Work on Cosmos' generative AI evaluation team to design domain-specific benchmarks and prompt-based evaluations for world foundation models. This role focuses entirely on evaluation: designing prompts, question banks, test suites, and evaluation workflows for multimodal and agentic systems (video, simulation, robotics/AV, and physical environments). You will collaborate closely with researchers, annotators, and domain experts to translate evaluation needs into scalable, structured test cases.

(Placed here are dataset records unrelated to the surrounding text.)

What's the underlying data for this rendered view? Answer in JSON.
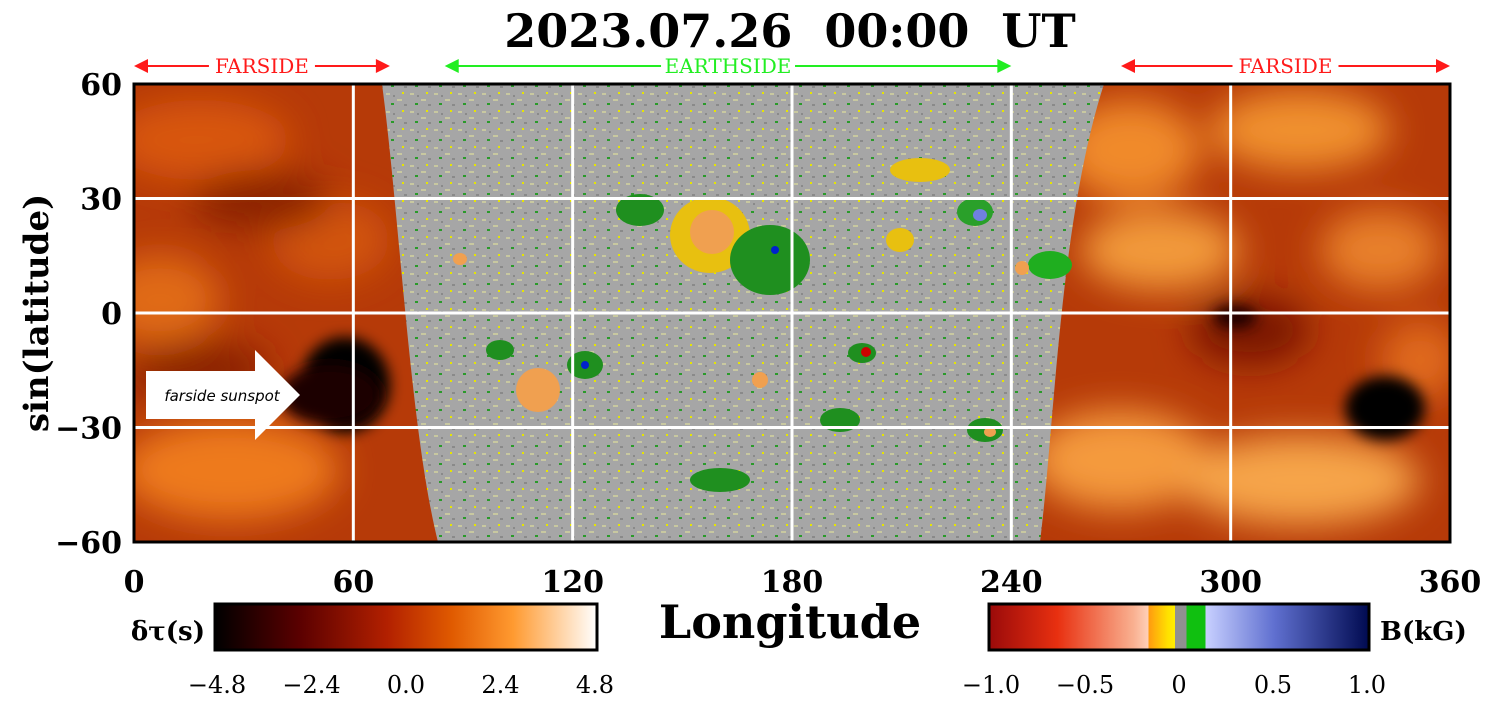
{
  "chart_data": {
    "type": "heatmap",
    "title": "2023.07.26  00:00  UT",
    "xlabel": "Longitude",
    "ylabel": "sin(latitude)",
    "xlim": [
      0,
      360
    ],
    "ylim": [
      -60,
      60
    ],
    "x_ticks": [
      0,
      60,
      120,
      180,
      240,
      300,
      360
    ],
    "y_ticks": [
      -60,
      -30,
      0,
      30,
      60
    ],
    "x_tick_labels": [
      "0",
      "60",
      "120",
      "180",
      "240",
      "300",
      "360"
    ],
    "y_tick_labels": [
      "−60",
      "−30",
      "0",
      "30",
      "60"
    ],
    "grid": true,
    "regions": [
      {
        "label": "FARSIDE",
        "x_range": [
          0,
          70
        ],
        "color": "#ff1a1a"
      },
      {
        "label": "EARTHSIDE",
        "x_range": [
          85,
          240
        ],
        "color": "#22ee22"
      },
      {
        "label": "FARSIDE",
        "x_range": [
          270,
          360
        ],
        "color": "#ff1a1a"
      }
    ],
    "annotation": {
      "text": "farside sunspot",
      "points_to": [
        57,
        -20
      ]
    },
    "colorbar_left": {
      "label": "δτ(s)",
      "ticks": [
        -4.8,
        -2.4,
        0.0,
        2.4,
        4.8
      ],
      "tick_labels": [
        "−4.8",
        "−2.4",
        "0.0",
        "2.4",
        "4.8"
      ]
    },
    "colorbar_right": {
      "label": "B(kG)",
      "ticks": [
        -1.0,
        -0.5,
        0,
        0.5,
        1.0
      ],
      "tick_labels": [
        "−1.0",
        "−0.5",
        "0",
        "0.5",
        "1.0"
      ]
    }
  }
}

You will not be responsible for building production pipelines or infrastructure; those will be implemented by supporting engineers.

Responsibilities

  • Develop detailed, domain-specific benchmarks for world foundation models, with an emphasis on generation and understanding of video, simulation, and physical environments.
  • Use sophisticated prompt engineering techniques to elicit structured, interpretable responses from a variety of foundation models.
  • Build, refine, and maintain question banks, multiple-choice formats, and test suites for automated and human evaluation workflows.
  • Employ multiple VLMs/LLMs in parallel to explore ensemble evaluation methods such as majority voting, ranking agreement, and answer consensus.
  • Encode prompts and expected outputs into structured formats to enable automated, scalable evaluation pipelines.
  • Interface directly with Cosmos researchers to translate evaluation needs into scalable test cases and standardized metrics.
  • Collaborate with human annotators: create clear task instructions, feedback loops, and quality-control mechanisms to ensure dataset reliability.
  • Meet with domain experts in robotics, autonomous vehicles, and simulation to derive transferable metrics and co-develop standardized evaluation formats.

Requirements

  • Demonstrated experience with prompt engineering: crafting, refining, and optimizing prompts for evaluation and task elicitation.
  • Strong attention to detail designing natural language questions and formatting structured evaluations (question banks, multiple choice, test suites).
  • Proven ability to reason about model capabilities, failure modes, and blind spots in real-world generative model deployments.
  • Experience contributing to or designing benchmarks and evaluation datasets, especially for multimodal or agentic systems.
  • Familiarity with evaluating models via prompting, capturing structured outputs, and comparing performance across model families.
  • Working understanding of VLMs and foundation models at inference time, including token-level outputs, autoregressive decoding, and model context windows.
  • Experience collaborating with annotators and building QA processes for large-scale labeling campaigns.
  • Excellent communication and collaboration skills; regular interaction with researchers, annotators, and downstream users expected.
  • 10+ years of experience in Machine Learning, NLP, Human-Computer Interaction, or related fields.
  • BS, MS, or equivalent background. Prior experience in AI evaluation, annotation workflows, or research is highly valued.

Ways to Stand Out

  • Hands-on experience with multiple LLMs/VLMs (e.g., GPT, Claude, Gemini, Flamingo, Kosmos, IDEFICS) for output comparison and prompt engineering.
  • Prior work designing benchmarks for robotics, simulation, autonomous vehicles, or agentic tasks, especially multimodal/video-based evaluations.
  • Demonstrated experience using VLMs/LLMs as evaluators (response scoring, ranking, consensus aggregation).
  • Deep curiosity about model behavior and a drive to test, interrogate, and stretch the limits of generative systems.

Compensation & Logistics

  • This is a full-time role.
  • Note: This is a 100% evaluation-focused role; you will not be required to build pipelines or infrastructure.
  • Base salary ranges (location- and level-dependent):
    • Level 4: 184,000 USD - 287,500 USD
    • Level 5: 224,000 USD - 356,500 USD
  • You will also be eligible for equity and benefits. Applications accepted at least until November 22, 2025.

Equal Opportunity

NVIDIA is committed to fostering a diverse work environment and is an equal opportunity employer. NVIDIA does not discriminate on the basis of protected characteristics and values diversity in employees and applicants.